L Ete Ou Je Suis Devenue Jolie Serie Streaming

Ah, l'été de mes 16 ans. Un classique, n'est-ce pas ? On s'attend à des montagnes russes de première fois, des premiers amours qui font battre le cœur, des sorties avec les copines jusqu'à pas d'heure. Sauf que pour moi, cet été-là, ça a été surtout l'été où je suis devenue... bah, pas vraiment la reine du bal. Disons plutôt la princesse des situations gênantes.
Vous connaissez cette série, L'Été où je suis devenue jolie (The Summer I Turned Pretty en VO, pour les puristes) ? C'est censé être le conte de fées estival par excellence. Une fille qui, d'un coup, devient jolie et attire tous les regards. Trop beau pour être vrai, j'vous dis. Ma version de cet été-là, c'était moins les robes fluides et les regards langoureux, et plus les coups de soleil stratégiques et les cheveux en bataille permanente.
Imaginez la scène : moi, dans ma grande braguette, tentant désespérément de faire bonne figure. Pendant que Belly (c'est le personnage, vous suivez ?) découvre son pouvoir de séduction, moi, je découvrais la puissance insoupçonnée des moustiques. Vraiment, les moustiques ont une dent contre les "futures jolies filles" ou quoi ? Ils semblent avoir un radar pour repérer la peau la plus tendre. Et je peux vous dire qu'en cet été, ma peau était une cible de choix.
Et puis, il y a eu les garçons. Ah, les garçons. Dans la série, ils sont tous charmants, un peu mystérieux, et tombent sous le charme de Belly. Dans ma vie, disons que les interactions étaient un peu plus... chaotiques. J'ai eu le droit à des regards qui ressemblaient plus à de la confusion qu'à de l'admiration. Un jour, un garçon m'a demandé si j'avais perdu un pari, parce que j'avais les cheveux teints avec un reste de teinture trouvé au fond d'un tiroir. Charmant, n'est-ce pas ?
On nous vend l'été de nos 16 ans comme une transformation magique. On passe de la petite souris à la jolie fleur. En réalité, c'est souvent plus une transformation d'une petite souris à une plus grande souris qui essaie de faire semblant d'être une jolie fleur. Le décalage est énorme, et c'est là que le ridicule pointe le bout de son nez.

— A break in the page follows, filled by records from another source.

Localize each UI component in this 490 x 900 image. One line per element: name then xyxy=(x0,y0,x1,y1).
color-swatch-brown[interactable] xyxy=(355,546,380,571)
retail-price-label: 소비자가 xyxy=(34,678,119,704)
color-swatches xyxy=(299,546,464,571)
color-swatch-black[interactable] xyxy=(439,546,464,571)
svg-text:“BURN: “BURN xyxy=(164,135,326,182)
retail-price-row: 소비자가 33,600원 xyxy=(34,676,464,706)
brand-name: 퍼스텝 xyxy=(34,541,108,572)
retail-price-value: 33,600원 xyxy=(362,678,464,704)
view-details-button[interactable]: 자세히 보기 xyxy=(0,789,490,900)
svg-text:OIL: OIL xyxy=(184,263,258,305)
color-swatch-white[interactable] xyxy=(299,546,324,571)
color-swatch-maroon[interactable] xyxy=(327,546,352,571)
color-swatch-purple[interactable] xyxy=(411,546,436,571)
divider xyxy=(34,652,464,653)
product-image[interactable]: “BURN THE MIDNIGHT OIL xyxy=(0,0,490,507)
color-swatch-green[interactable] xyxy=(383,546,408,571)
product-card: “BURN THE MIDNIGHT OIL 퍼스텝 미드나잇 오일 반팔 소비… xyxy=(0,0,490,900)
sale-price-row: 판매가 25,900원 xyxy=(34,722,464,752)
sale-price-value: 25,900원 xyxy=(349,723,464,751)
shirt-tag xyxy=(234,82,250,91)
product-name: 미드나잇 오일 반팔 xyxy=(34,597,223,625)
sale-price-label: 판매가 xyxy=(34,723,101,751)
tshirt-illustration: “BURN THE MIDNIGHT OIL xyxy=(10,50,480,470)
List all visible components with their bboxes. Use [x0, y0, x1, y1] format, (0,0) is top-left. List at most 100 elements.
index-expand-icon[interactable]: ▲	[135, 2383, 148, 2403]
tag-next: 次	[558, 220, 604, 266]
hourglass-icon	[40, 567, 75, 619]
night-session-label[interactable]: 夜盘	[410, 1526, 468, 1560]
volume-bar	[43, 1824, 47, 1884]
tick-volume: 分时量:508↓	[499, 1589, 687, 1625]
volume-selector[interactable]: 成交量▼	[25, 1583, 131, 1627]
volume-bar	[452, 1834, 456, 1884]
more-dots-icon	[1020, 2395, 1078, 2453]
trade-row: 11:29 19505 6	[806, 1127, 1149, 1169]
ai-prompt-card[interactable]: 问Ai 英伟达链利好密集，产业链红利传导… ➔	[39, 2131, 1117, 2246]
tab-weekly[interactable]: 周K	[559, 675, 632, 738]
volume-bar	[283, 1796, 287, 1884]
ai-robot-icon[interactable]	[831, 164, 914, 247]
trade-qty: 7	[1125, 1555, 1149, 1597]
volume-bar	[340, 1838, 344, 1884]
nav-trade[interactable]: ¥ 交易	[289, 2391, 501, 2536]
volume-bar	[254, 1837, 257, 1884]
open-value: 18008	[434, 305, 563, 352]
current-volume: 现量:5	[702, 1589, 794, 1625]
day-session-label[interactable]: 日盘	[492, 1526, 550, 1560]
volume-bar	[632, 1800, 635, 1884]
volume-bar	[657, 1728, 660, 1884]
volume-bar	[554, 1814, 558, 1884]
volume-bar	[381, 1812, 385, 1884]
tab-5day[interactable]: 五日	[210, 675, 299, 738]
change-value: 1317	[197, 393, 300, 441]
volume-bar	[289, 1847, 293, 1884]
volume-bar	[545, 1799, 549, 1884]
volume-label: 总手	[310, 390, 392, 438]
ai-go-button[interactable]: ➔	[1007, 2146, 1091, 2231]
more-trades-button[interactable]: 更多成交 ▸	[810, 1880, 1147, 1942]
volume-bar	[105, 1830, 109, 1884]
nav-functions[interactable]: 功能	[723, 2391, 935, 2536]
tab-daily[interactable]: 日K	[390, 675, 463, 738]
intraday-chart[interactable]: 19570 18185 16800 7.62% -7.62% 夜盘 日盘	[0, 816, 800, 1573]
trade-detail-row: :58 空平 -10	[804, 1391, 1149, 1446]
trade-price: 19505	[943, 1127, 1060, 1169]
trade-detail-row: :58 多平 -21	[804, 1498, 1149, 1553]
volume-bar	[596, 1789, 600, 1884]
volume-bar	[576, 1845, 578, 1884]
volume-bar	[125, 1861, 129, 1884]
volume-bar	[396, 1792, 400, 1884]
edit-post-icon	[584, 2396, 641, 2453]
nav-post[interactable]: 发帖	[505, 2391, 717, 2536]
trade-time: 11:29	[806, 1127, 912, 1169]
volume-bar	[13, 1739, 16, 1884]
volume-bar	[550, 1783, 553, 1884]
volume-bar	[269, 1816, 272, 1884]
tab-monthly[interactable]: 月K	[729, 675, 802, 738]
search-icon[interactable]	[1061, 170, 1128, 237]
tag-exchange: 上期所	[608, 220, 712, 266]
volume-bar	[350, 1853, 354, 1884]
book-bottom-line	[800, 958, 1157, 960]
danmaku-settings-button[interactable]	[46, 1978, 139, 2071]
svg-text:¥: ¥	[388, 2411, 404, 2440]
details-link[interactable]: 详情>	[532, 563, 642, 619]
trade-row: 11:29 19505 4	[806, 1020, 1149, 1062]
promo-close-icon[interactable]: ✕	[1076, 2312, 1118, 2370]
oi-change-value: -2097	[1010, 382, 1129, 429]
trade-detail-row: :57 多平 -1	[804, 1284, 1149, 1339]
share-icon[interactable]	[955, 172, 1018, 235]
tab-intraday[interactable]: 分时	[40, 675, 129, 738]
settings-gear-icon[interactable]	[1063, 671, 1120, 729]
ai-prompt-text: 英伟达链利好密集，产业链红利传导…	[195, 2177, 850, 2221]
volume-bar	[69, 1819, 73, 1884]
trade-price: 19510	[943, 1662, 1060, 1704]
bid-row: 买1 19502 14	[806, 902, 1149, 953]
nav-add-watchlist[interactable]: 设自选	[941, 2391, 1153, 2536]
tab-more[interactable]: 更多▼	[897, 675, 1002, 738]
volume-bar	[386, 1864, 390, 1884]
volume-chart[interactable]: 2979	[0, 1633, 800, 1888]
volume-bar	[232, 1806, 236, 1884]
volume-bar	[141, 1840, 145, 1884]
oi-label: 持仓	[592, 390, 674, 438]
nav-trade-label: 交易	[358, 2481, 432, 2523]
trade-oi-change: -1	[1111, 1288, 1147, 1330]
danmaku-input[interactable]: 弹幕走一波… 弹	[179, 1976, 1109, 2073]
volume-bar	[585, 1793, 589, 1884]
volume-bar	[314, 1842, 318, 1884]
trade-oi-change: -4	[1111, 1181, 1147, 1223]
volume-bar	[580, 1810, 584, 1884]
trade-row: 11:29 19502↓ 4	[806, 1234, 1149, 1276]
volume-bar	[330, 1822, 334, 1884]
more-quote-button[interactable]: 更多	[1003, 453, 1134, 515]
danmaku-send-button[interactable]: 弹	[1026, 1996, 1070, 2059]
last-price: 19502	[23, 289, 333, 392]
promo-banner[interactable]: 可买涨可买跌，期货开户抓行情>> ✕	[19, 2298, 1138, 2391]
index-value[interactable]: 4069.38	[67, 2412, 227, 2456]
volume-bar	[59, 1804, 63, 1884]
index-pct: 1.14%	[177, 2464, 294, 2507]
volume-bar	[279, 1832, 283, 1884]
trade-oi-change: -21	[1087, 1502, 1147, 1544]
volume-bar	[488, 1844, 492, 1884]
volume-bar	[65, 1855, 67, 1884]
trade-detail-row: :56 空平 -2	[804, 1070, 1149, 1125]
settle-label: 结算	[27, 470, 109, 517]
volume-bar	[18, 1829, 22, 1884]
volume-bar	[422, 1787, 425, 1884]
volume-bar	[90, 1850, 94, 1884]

Je me souviens d'une soirée où j'avais décidé de m'habiller "chic". C'était une jupe qui tournait quand je marchais et un top qui révélait un peu trop mes... épaules. Je me sentais comme une starlette. Jusqu'à ce que je trébuche sur une racine d'arbre et que ma jupe se prenne dans une branche. J'ai fini par terre, la jupe en lambeaux, le top déchiré, et les yeux de tout le monde sur moi. Pas pour ma "beauté", ça c'est sûr. Plutôt pour le spectacle.
Alors oui, je suis sûre que pour certaines, cet été-là a été celui de la transformation. Le temps des premières cigarettes cachées dans le jardin et des rendez-vous secrets. Pour moi, c'était plutôt le temps des tentatives ratées et des moments "oh mon dieu, ne me regarde pas". L'Été où je suis devenue jolie ? Plus comme l'été où j'ai découvert l'étendue de ma propre maladresse.
Et vous savez quoi ? Ce n'est pas si grave. C'est même plutôt drôle avec le recul. Parce que cette "pas si jolie" fille, elle a appris à rire de ses maladresses. Elle a découvert que la vraie beauté, ce n'est pas forcément d'avoir l'air parfaite sur les photos, mais de se sentir bien dans sa peau, même quand elle est couverte de piqûres de moustiques et que sa tenue fait un peu... disons, "artistique".

Peut-être que mon été n'a pas été celui qu'on voit à l'écran, plein de romance parfaite et de transformations instantanées. Mais il a été le mien. Et c'est déjà pas si mal. On peut même dire que c'était un été... authentique.
Et si vous aussi, votre été de 16 ans a été plus l'été où j'ai failli tout casser que l'été où je suis devenue jolie, alors je vous dis : vous n'êtes pas seule. Et c'est plutôt une bonne nouvelle, non ?
Peut-être qu'on devrait créer une nouvelle série : L'Été où j'ai fait rire. Je pense que ça parlerait à beaucoup plus de monde.